Le programme RS&DE lui-même a été crucial pour la réussite de CTK. « Sans ça, on ne serait pas rendus où on est aujourd’hui, du moins pas aussi vite », souligne Daniel. Pour une entreprise lancée en 2017-2018 avec « juste une idée » de deux fondateurs sans formation en chimie ou en ingénierie, le financement gouvernemental non dilutif a été essentiel pour prolonger leur marge de manœuvre financière et accélérer la R-D.

Prochaines étapes

La priorité pour les 12 à 24 prochains mois est claire : faire passer la synthèse cellulaire du labo à la production pilote, puis viser l’échelle commerciale. CTK pourra alors fabriquer ses propres matériaux à partir de déchets, aussi proches que possible des plastiques traditionnels.

Quand ce sera fait, CTK aura atteint une vraie intégration verticale—contrôlant toute la chaîne, des résidus végétaux au produit fini, entièrement en Amérique du Nord.

Pour Daniel, le succès, c’est d’entrer dans n’importe quel magasin avec ses deux filles et de voir des produits faits à partir des matériaux CTK. « Mes enfants le font déjà parfois dans certaines chaînes de restaurants », dit-il. « C’est vraiment cool. J’aimerais juste voir ça partout. »

À retenir

La relocalisation, c’est stratégique – Rapprocher la production des clients améliore à la fois les indicateurs de durabilité et l’efficacité d’affaires. Ne sacrifiez pas votre mission environnementale par souci de commodité opérationnelle.

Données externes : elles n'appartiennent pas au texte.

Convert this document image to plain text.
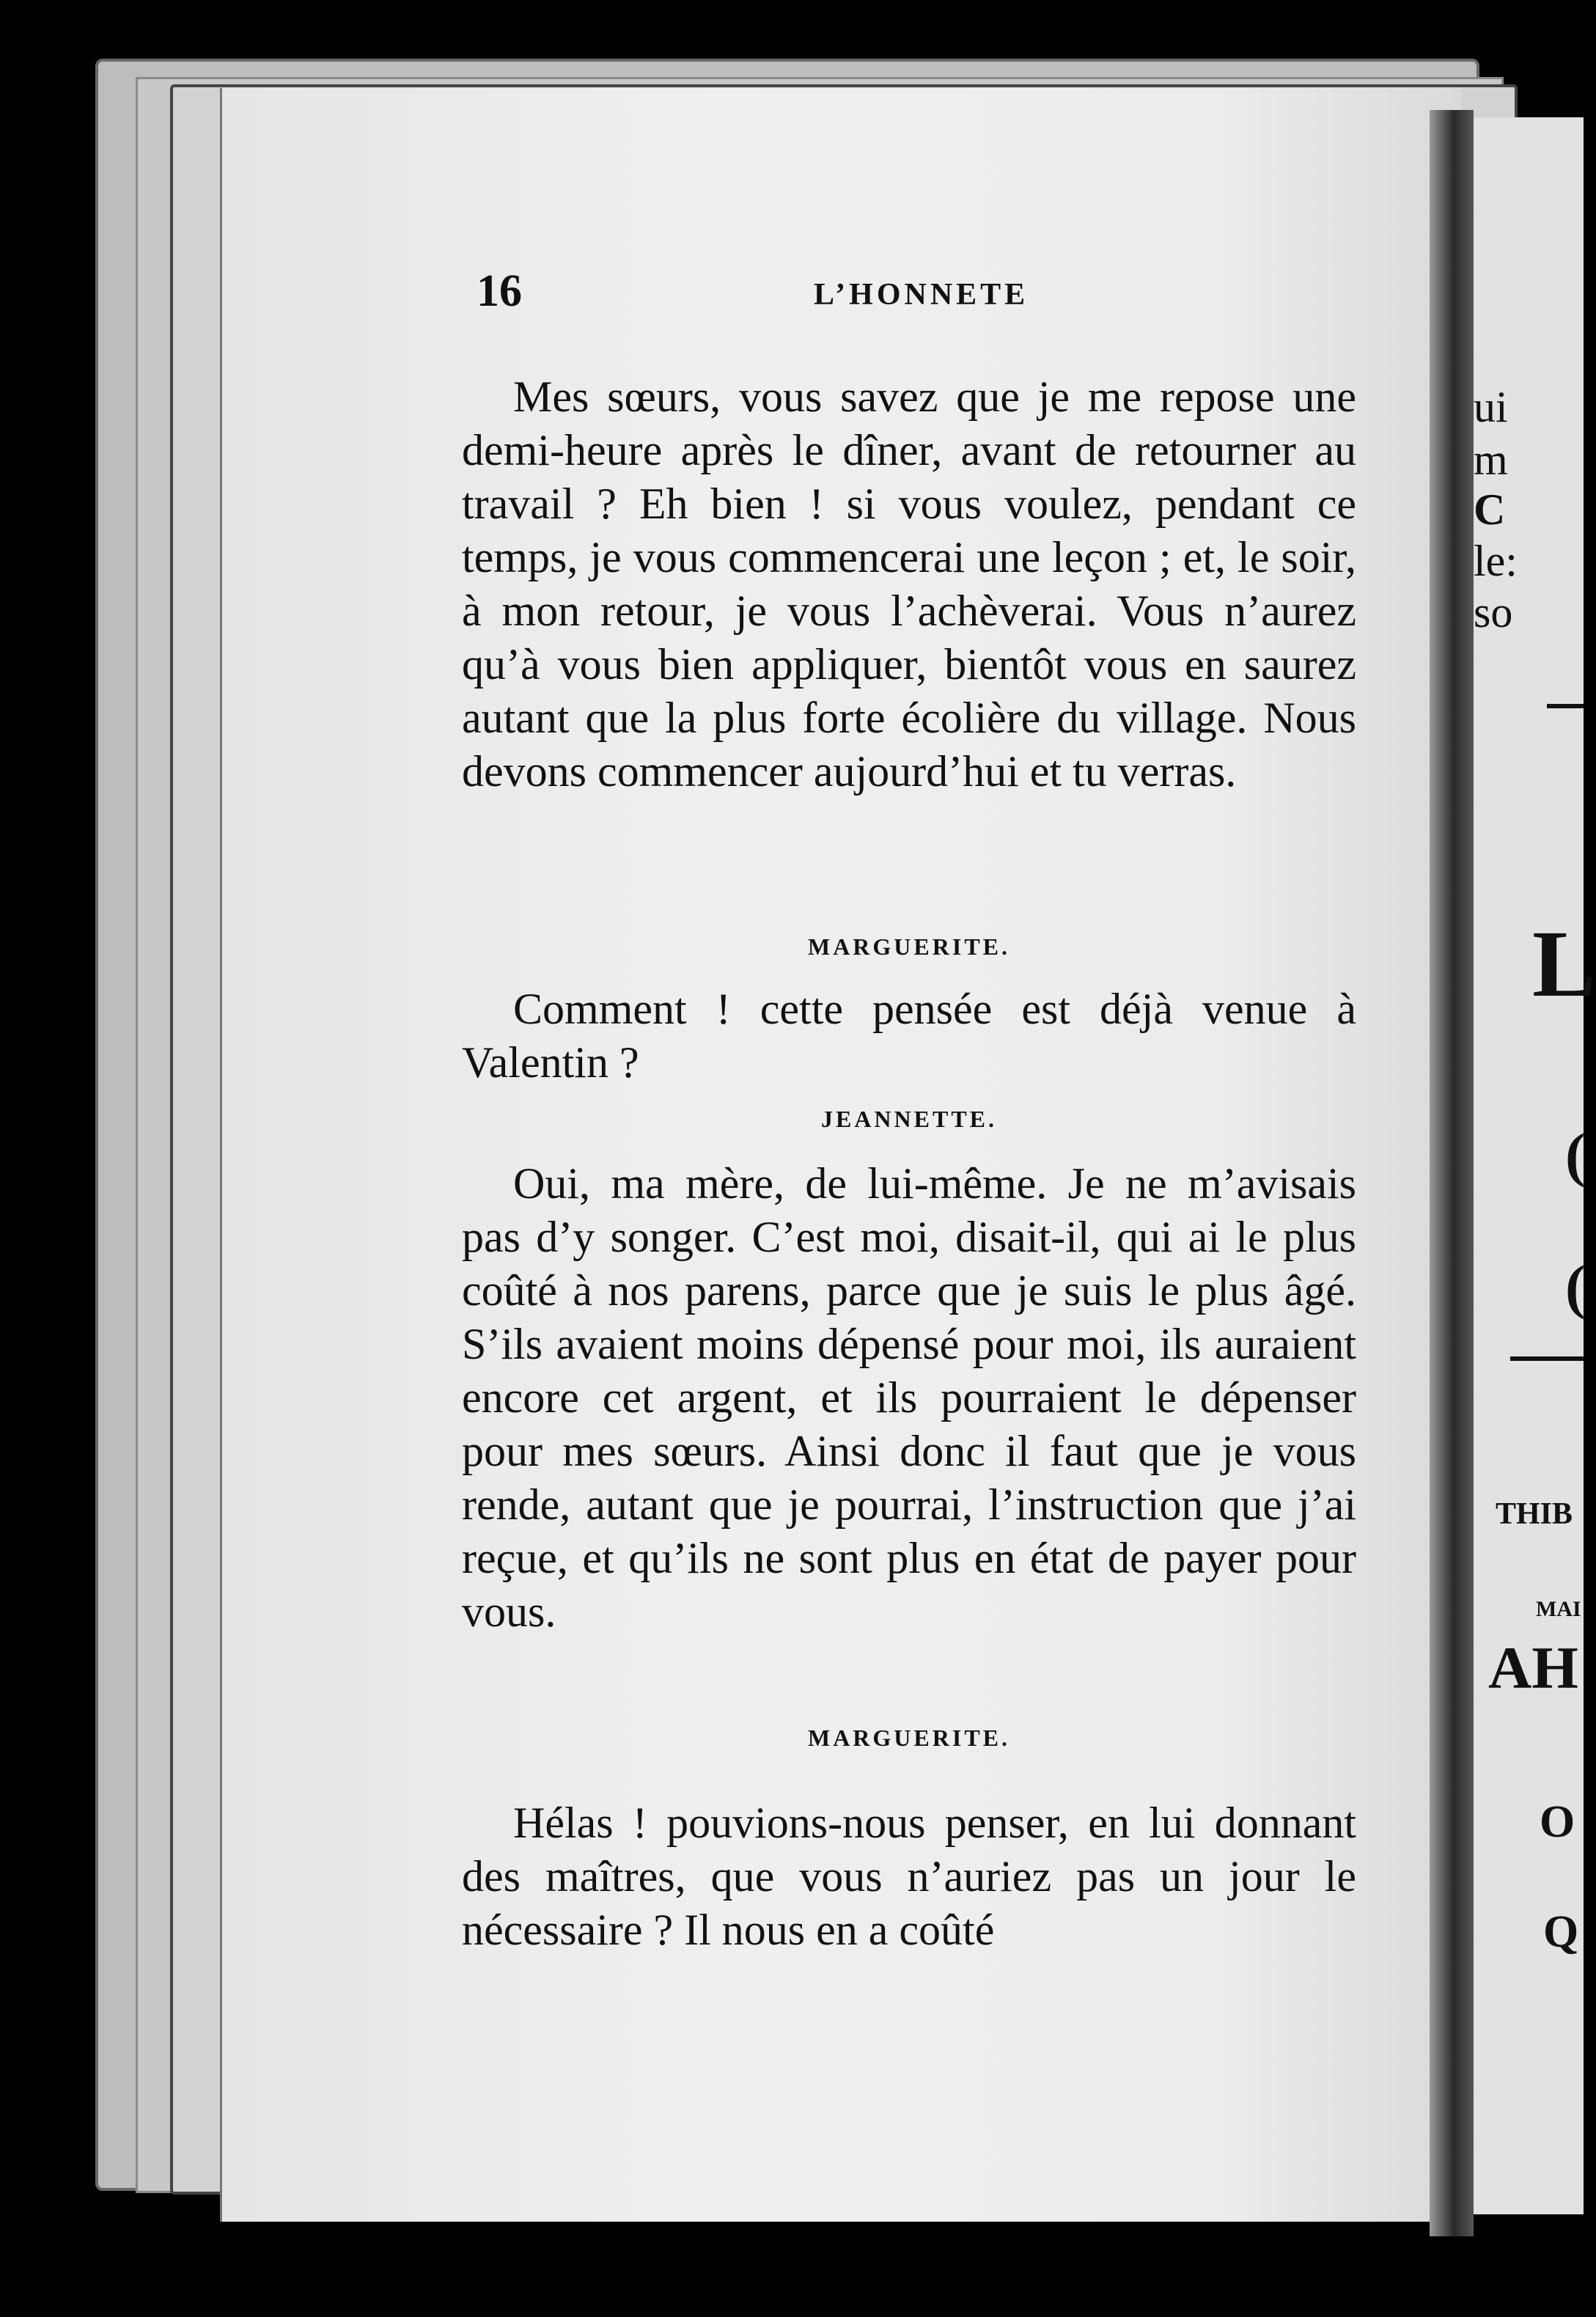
ui
m
C
le:
so
L
(
(
THIB
MAI
AH
O
Q
16	L’HONNETE
Mes sœurs, vous savez que je me repose une demi-heure après le dîner, avant de retourner au travail ? Eh bien ! si vous voulez, pendant ce temps, je vous commencerai une leçon ; et, le soir, à mon retour, je vous l’achèverai. Vous n’aurez qu’à vous bien appliquer, bientôt vous en saurez autant que la plus forte écolière du village. Nous devons commencer aujourd’hui et tu verras.
MARGUERITE.
Comment ! cette pensée est déjà venue à Valentin ?
JEANNETTE.
Oui, ma mère, de lui-même. Je ne m’avisais pas d’y songer. C’est moi, disait-il, qui ai le plus coûté à nos parens, parce que je suis le plus âgé. S’ils avaient moins dépensé pour moi, ils auraient encore cet argent, et ils pourraient le dépenser pour mes sœurs. Ainsi donc il faut que je vous rende, autant que je pourrai, l’instruction que j’ai reçue, et qu’ils ne sont plus en état de payer pour vous.
MARGUERITE.
Hélas ! pouvions-nous penser, en lui donnant des maîtres, que vous n’auriez pas un jour le nécessaire ? Il nous en a coûté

Bâtissez un écosystème, pas juste des partenariats – Entourez-vous de gens qui partagent vos valeurs et votre vision à long terme. La transparence sur les marges et les coûts favorise la collaboration.

La durabilité n’est pas universelle – Aidez vos clients à comprendre les compromis entre la réduction du carbone et la gestion des déchets. Offrez des données, pas des dogmes.

Les crédits d’impôt pour la R-D propulsent l’innovation – Pour les entreprises qui font de la vraie expérimentation, des programmes comme le RS&DE peuvent vraiment prolonger leur marge de manœuvre financière et accélérer la croissance.

L’infrastructure compte autant que les matériaux – Souvent, c’est la gestion des déchets en aval qui détermine si un matériau « durable » l’est vraiment dans les faits.